10. How Much is Too Much?

How Much is Too Much?

By now, you've seen a lot of ways of expanding the number of variables that can be depicted in a single visualization. The basic positional axes can handle two variables: one on the horizontal and one on the vertical. You can facet by both columns and rows to add up to two variables. Encodings in shape, size, and color could add as many as three more. However, you should try and resist the temptation to overuse your newfound power, and to instead practice some restraint in the number of variables that you include in any one plot.

When you have only two variables plotted, A and B, you have only one relationship to understand. Add in a third variable C, and you have three pairwise relationships: A vs. B, A vs. C, and B vs. C. You also need to consider one interaction effect between all three variables: Does the value of C affect the relationship between A and B? With a fourth variable, you have six possible pairwise relationships and four different three-variable interaction effects. This exponential explosion of possible relationships with the number of variables means that there is a potential for cognitive overload if the data isn't conveyed clearly.

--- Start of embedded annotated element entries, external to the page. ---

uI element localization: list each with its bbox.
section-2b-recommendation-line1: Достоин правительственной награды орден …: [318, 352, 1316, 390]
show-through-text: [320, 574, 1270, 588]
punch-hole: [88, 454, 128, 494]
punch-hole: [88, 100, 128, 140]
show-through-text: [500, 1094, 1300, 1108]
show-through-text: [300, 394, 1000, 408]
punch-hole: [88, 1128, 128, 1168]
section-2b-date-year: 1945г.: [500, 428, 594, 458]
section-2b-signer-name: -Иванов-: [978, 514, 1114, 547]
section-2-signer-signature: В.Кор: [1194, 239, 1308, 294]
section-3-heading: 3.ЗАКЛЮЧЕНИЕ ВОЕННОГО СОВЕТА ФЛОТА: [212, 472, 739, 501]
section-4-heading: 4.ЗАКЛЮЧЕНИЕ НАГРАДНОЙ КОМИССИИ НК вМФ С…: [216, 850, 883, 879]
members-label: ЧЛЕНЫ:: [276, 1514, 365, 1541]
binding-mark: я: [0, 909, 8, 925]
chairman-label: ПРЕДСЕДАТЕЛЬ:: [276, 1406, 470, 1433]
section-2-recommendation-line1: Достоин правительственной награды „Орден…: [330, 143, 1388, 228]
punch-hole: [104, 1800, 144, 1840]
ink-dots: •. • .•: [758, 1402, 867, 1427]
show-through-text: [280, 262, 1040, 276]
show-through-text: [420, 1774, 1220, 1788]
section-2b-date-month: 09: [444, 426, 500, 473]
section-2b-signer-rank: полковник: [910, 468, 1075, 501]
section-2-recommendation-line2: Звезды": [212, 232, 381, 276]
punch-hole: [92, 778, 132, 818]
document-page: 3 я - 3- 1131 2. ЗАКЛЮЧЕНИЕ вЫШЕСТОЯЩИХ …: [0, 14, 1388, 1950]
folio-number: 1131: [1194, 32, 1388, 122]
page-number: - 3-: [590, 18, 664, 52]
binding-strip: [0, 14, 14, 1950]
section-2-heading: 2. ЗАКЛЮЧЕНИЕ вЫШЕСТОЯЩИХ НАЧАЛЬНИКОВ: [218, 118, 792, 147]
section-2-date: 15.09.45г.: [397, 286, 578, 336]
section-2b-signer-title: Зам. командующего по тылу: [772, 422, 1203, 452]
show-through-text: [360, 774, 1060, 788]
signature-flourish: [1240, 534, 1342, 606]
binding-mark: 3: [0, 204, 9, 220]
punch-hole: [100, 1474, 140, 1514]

This is why it is so important to approach data exploration systematically, rather than just throw as many variables together as possible immediately. When you move from univariate visualizations to bivariate visualizations, you augment your previous understanding of individual distributions by seeing how they relate to one another. If you look at pairwise visualizations before putting together a trivariate plot, then you will have a clear view to how the interaction, if present, changes your previous understanding of the marginal pairwise relationship.

When you move on to explanatory data visualizations, try to limit the number of variables that are introduced at the same time and make sure that the encoding choices convey the main findings to your reader in the clearest way possible. While it's good to keep a soft limit of about three or four variables in a single visualization, you can exceed this if the trends are clear or you introduce features to your reader in a systematic way.